The debate centred on whether an agreement on regional structures among the three national groups in Bosnia should precede or follow the referendum. In this and all other future negotiations, the Bosnian Serbs were prepared to give up their wish to remain in Yugoslavia for a cantonal organisation of independent Bosnia. If Bosnia were split into numerous different cantons, each essentially assigned to one of the three national groups, then the equal political power of the three nations would be assured, regardless of the overall percentages of the population. The Serbs were thus prepared to accept living in an independent Bosnia in such an arrangement, as it would ensure they would not be an out-voted minority.
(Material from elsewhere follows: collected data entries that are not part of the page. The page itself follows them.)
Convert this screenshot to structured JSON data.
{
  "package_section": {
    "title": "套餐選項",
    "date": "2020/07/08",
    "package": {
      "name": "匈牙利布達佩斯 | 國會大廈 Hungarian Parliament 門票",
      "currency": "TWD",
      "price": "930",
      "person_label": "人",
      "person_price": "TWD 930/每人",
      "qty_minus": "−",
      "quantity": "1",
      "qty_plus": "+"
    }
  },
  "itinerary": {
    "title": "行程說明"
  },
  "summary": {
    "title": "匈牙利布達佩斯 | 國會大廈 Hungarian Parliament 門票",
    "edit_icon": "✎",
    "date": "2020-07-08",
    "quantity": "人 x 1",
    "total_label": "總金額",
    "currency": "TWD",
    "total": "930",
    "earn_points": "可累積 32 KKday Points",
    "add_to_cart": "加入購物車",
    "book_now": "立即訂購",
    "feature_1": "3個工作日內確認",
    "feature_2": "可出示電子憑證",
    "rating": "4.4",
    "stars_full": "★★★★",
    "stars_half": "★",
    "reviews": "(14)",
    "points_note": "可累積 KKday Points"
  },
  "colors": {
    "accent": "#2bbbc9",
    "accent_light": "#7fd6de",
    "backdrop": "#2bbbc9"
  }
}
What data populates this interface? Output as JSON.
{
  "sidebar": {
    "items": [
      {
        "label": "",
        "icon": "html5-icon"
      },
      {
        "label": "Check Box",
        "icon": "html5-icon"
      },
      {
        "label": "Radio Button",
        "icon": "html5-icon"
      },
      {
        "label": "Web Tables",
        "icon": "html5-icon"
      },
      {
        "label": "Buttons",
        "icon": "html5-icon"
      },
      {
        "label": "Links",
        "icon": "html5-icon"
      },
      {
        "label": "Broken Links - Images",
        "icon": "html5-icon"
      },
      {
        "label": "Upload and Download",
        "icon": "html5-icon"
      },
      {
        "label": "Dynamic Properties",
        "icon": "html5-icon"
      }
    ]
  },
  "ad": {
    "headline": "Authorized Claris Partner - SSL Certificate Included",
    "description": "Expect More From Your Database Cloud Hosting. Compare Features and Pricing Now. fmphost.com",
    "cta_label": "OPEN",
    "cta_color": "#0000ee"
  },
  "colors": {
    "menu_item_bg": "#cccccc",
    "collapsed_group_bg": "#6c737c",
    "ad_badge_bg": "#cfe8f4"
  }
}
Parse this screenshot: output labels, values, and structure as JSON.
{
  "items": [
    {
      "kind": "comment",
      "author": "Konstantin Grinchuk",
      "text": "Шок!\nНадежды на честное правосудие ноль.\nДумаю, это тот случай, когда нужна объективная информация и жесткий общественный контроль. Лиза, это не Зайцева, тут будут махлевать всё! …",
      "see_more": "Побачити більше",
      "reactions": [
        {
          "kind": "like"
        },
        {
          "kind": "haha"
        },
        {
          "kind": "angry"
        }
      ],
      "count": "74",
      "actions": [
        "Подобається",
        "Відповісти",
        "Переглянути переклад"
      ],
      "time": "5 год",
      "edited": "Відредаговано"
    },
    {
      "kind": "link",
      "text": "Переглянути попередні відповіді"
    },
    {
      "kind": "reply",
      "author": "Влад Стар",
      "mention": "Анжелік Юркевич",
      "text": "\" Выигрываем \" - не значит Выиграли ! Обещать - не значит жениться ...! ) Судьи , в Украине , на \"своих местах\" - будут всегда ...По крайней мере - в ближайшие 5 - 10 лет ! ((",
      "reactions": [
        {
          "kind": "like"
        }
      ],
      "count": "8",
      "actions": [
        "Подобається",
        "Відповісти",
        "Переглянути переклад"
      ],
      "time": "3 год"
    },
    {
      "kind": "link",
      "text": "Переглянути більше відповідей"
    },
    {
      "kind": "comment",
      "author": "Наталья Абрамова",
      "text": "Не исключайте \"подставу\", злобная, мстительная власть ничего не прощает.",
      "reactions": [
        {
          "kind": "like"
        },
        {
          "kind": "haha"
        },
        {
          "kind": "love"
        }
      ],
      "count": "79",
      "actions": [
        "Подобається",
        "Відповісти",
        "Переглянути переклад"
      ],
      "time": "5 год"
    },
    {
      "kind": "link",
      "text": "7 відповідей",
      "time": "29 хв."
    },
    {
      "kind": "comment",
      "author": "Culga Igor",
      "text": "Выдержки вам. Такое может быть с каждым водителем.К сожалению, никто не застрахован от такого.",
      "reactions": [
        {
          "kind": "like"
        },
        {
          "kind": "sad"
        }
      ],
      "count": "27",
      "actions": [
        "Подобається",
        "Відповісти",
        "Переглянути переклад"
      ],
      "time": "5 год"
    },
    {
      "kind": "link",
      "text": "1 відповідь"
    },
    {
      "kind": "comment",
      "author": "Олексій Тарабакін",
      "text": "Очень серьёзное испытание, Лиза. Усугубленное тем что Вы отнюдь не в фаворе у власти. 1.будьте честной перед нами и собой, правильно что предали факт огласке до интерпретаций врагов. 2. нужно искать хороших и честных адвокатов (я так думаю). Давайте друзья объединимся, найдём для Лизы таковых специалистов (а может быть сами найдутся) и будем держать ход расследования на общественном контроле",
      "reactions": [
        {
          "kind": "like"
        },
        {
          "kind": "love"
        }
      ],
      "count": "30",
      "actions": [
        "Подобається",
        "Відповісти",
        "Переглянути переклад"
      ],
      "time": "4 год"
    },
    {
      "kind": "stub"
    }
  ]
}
Hasan Cengic, SDA vice president, agreed with Karadzic that a proposal for regionalisation should be worked out before the referendum - “Never were we closer to an agreement as at this time”, Karadzic said to the applause of delegates. Karadzic then suggested that the commitment to regionalisation be incorporated into a constitutional amendment before the referendum was held, but before the agreement could be clinched, Izetbegovic shot it down. The Serb delegates then withdrew from the assembly in response, followed by the Muslim and Croat deputies adopting the decision to hold a referendum.

Izetbegovic thus shot down an agreement that would have prevented the Bosnian civil war - according to which the Bosnian Serbs would have accepted living in an independent, regionalised Bosnian state - and instead pushed Bosnia further on the highway to hell by adopting yet another illegal and unilateral decision.
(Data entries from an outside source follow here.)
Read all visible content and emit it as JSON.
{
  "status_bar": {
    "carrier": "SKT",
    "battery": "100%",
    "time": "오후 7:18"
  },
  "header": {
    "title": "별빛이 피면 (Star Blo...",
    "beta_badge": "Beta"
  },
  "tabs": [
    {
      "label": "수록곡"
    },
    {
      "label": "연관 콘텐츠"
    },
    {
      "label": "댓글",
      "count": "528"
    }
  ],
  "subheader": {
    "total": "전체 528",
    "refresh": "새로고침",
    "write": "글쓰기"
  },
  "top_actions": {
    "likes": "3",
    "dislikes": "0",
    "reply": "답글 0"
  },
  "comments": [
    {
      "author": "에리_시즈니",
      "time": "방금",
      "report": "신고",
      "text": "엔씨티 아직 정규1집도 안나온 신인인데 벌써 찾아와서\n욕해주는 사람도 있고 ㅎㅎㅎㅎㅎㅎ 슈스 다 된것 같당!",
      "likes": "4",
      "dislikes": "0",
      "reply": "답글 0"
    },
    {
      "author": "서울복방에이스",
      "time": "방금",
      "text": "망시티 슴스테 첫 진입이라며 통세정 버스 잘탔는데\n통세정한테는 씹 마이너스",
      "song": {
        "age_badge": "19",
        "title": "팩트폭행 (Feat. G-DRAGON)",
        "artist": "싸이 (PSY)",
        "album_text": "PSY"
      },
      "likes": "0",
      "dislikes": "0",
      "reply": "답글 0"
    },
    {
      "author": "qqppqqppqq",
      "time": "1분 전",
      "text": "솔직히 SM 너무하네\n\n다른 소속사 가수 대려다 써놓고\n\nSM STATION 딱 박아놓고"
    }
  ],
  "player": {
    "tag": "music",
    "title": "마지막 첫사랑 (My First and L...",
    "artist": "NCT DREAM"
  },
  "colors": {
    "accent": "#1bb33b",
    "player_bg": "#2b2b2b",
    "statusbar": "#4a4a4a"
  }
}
The last major attempt to prevent civil war from breaking out in Bosnia-Herzegovina was the Cutilero plan of February-March 1992. Negotiated by EC representative Jose Cutilero of Portugal, this plan, agreed to by all three national groups on March 18, created a set of ‘constitutional principles’ as a basis for future discussion. The plan envisioned the cantonisation of Bosnia, and a Bosnia of three recognised and equal constituent nations. The Serbs, accepting it, once more showed their willingness to compromise by giving up their fundamental desire to remain in Yugoslavia. The Serb cantons of the Cutilero plan were also not all connected in one unit, meaning that the Serbs could not simply disingenuously accept it and then secede to form their own, independent state, or re-unite with Yugoslavia. Given that both the Serbs and Croats - who together formed half the population of Bosnia - favoured a cantonal arrangement for Bosnia, the only way for Izetbegovic to fulfil his goal of an independent Bosnia was to accept this.
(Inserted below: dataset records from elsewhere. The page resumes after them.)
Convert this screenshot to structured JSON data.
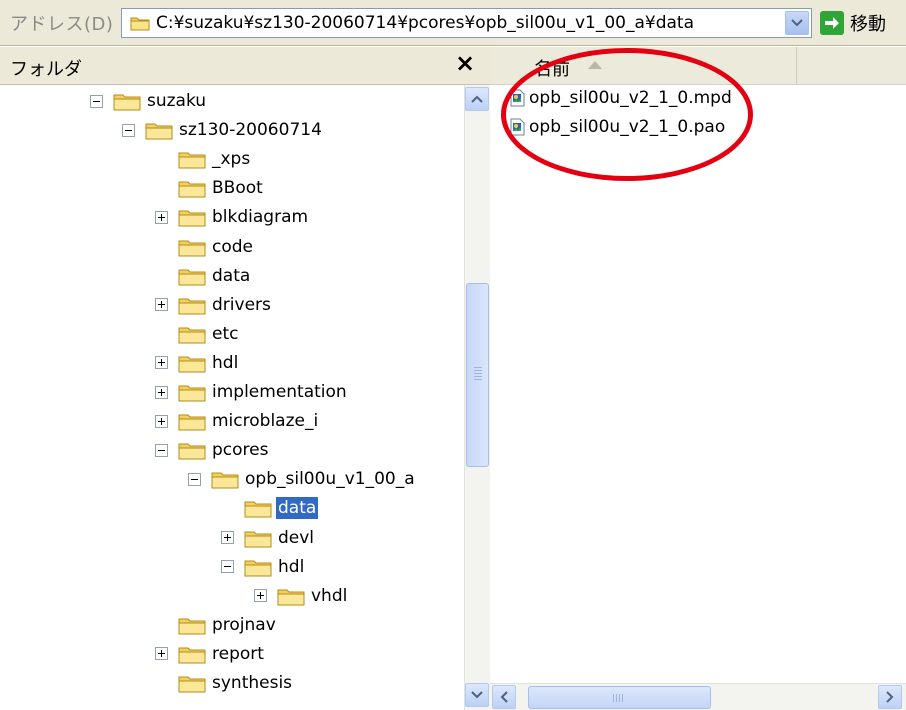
{
  "address": {
    "label": "アドレス(D)",
    "path": "C:¥suzaku¥sz130-20060714¥pcores¥opb_sil00u_v1_00_a¥data",
    "go_label": "移動",
    "folder_icon": "folder-icon",
    "dropdown_icon": "chevron-down-icon",
    "go_icon": "green-arrow-icon"
  },
  "folder_pane": {
    "title": "フォルダ",
    "close_symbol": "×"
  },
  "tree": [
    {
      "label": "suzaku",
      "toggle": "minus"
    },
    {
      "label": "sz130-20060714",
      "toggle": "minus"
    },
    {
      "label": "_xps",
      "toggle": "none"
    },
    {
      "label": "BBoot",
      "toggle": "none"
    },
    {
      "label": "blkdiagram",
      "toggle": "plus"
    },
    {
      "label": "code",
      "toggle": "none"
    },
    {
      "label": "data",
      "toggle": "none"
    },
    {
      "label": "drivers",
      "toggle": "plus"
    },
    {
      "label": "etc",
      "toggle": "none"
    },
    {
      "label": "hdl",
      "toggle": "plus"
    },
    {
      "label": "implementation",
      "toggle": "plus"
    },
    {
      "label": "microblaze_i",
      "toggle": "plus"
    },
    {
      "label": "pcores",
      "toggle": "minus"
    },
    {
      "label": "opb_sil00u_v1_00_a",
      "toggle": "minus"
    },
    {
      "label": "data",
      "toggle": "none",
      "selected": true
    },
    {
      "label": "devl",
      "toggle": "plus"
    },
    {
      "label": "hdl",
      "toggle": "minus"
    },
    {
      "label": "vhdl",
      "toggle": "plus"
    },
    {
      "label": "projnav",
      "toggle": "none"
    },
    {
      "label": "report",
      "toggle": "plus"
    },
    {
      "label": "synthesis",
      "toggle": "none"
    }
  ],
  "list": {
    "column_name": "名前",
    "files": [
      {
        "label": "opb_sil00u_v2_1_0.mpd",
        "icon": "file-icon"
      },
      {
        "label": "opb_sil00u_v2_1_0.pao",
        "icon": "file-icon"
      }
    ]
  },
  "colors": {
    "selection": "#316ac5",
    "annotation": "#e40010",
    "folder": "#f5d76e"
  }
}
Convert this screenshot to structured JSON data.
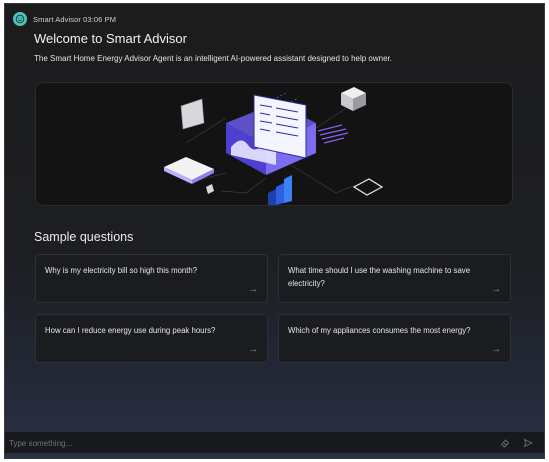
{
  "message": {
    "sender": "Smart Advisor",
    "time": "03:06 PM",
    "sender_line": "Smart Advisor 03:06 PM",
    "avatar_icon": "smiley-icon",
    "title": "Welcome to Smart Advisor",
    "description": "The Smart Home Energy Advisor Agent is an intelligent AI-powered assistant designed to help owner."
  },
  "sample_section": {
    "title": "Sample questions",
    "questions": [
      {
        "text": "Why is my electricity bill so high this month?",
        "icon": "arrow-right-icon"
      },
      {
        "text": "What time should I use the washing machine to save electricity?",
        "icon": "arrow-right-icon"
      },
      {
        "text": "How can I reduce energy use during peak hours?",
        "icon": "arrow-right-icon"
      },
      {
        "text": "Which of my appliances consumes the most energy?",
        "icon": "arrow-right-icon"
      }
    ]
  },
  "input": {
    "placeholder": "Type something...",
    "value": "",
    "clear_icon": "eraser-icon",
    "send_icon": "send-icon"
  },
  "colors": {
    "accent": "#5b9cf5",
    "avatar": "#4fc3b8",
    "background": "#1c1c1c",
    "card_background": "#1b1c1f"
  }
}
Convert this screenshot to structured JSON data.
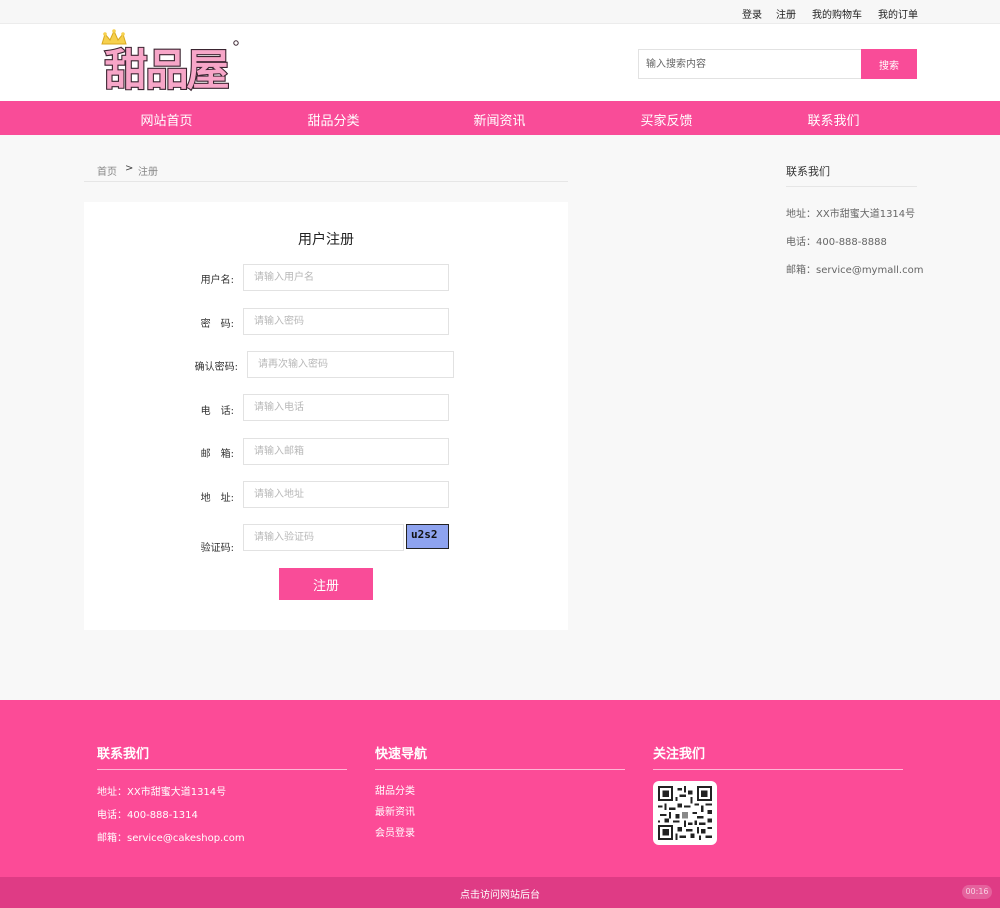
{
  "topbar": {
    "login": "登录",
    "register": "注册",
    "cart": "我的购物车",
    "orders": "我的订单"
  },
  "header": {
    "logo_text": "甜品屋",
    "search": {
      "placeholder": "输入搜索内容",
      "button": "搜索"
    }
  },
  "nav": {
    "items": [
      "网站首页",
      "甜品分类",
      "新闻资讯",
      "买家反馈",
      "联系我们"
    ]
  },
  "breadcrumb": {
    "home": "首页",
    "separator": ">",
    "current": "注册"
  },
  "form": {
    "title": "用户注册",
    "fields": [
      {
        "label": "用户名:",
        "placeholder": "请输入用户名"
      },
      {
        "label": "密　码:",
        "placeholder": "请输入密码"
      },
      {
        "label": "确认密码:",
        "placeholder": "请再次输入密码"
      },
      {
        "label": "电　话:",
        "placeholder": "请输入电话"
      },
      {
        "label": "邮　箱:",
        "placeholder": "请输入邮箱"
      },
      {
        "label": "地　址:",
        "placeholder": "请输入地址"
      },
      {
        "label": "验证码:",
        "placeholder": "请输入验证码"
      }
    ],
    "captcha": "u2s2",
    "submit": "注册"
  },
  "sidebar": {
    "title": "联系我们",
    "address": "地址：XX市甜蜜大道1314号",
    "phone": "电话：400-888-8888",
    "email": "邮箱：service@mymall.com"
  },
  "footer": {
    "contact": {
      "title": "联系我们",
      "address": "地址：XX市甜蜜大道1314号",
      "phone": "电话：400-888-1314",
      "email": "邮箱：service@cakeshop.com"
    },
    "quicknav": {
      "title": "快速导航",
      "links": [
        "甜品分类",
        "最新资讯",
        "会员登录"
      ]
    },
    "follow": {
      "title": "关注我们"
    },
    "bottom_link": "点击访问网站后台",
    "badge": "00:16"
  },
  "colors": {
    "brand_pink": "#f94c98",
    "footer_pink": "#fc4b97",
    "bottom_bar": "#df3b85",
    "captcha_bg": "#8ea3ef"
  },
  "icons": {
    "logo": "crown-logo-icon",
    "qr": "qr-code-icon"
  }
}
Within a week, however, Izetbegovic reneged, and withdrew from the agreement. He was followed shortly after by Croat leader Mate Boban, who saw an opportunity to get more territory for the Croat cantons in a new round of negotiations, being unhappy at the number of Croats in central Bosnia who would be outside Croat-dominated cantons. In the end, the Cutilero plan closely resembled future peace proposals and the eventual Dayton Peace accords, even more fairly, in fact, as it accurately represented the ethnic makeup of Bosnia. And, in the opinion of anti-Serb ex-State Department official Louis Sell, author of "Slobodan Milosevic and the Destruction of Yugoslavia", the Cutilero plan would have established “a more effective centralised government and probably resulted in less of an ethnically divided state than the accord agreed to at Dayton”. Had Izetbegovic not reneged, then, there would have no civil war and mutual ethnic cleansing, and a more united Bosnia than he eventually achieved anyway.

As we have seen, on three separate occasions Izetbegovic torpedoed attempts to reach a peaceful agreement on Bosnia’s status and organisation, and thus prevent civil war. The Bosnian Serbs were prepared to make serious compromises in order to preserve the peace and prevent civil war, but Izetbegovic stubbornly held to his ultimate goal, a unitary and independent Bosnia, despite the fact that the opposition of both Serbs and Croats would mean that he would never be able to achieve this peacefully. Ultimately, had Izetbegovic not torpedoed these plans, the result would have been a Bosnia more united and less ethnically divided than that established at Dayton in 1995, and, even more importantly, no civil war would have occurred.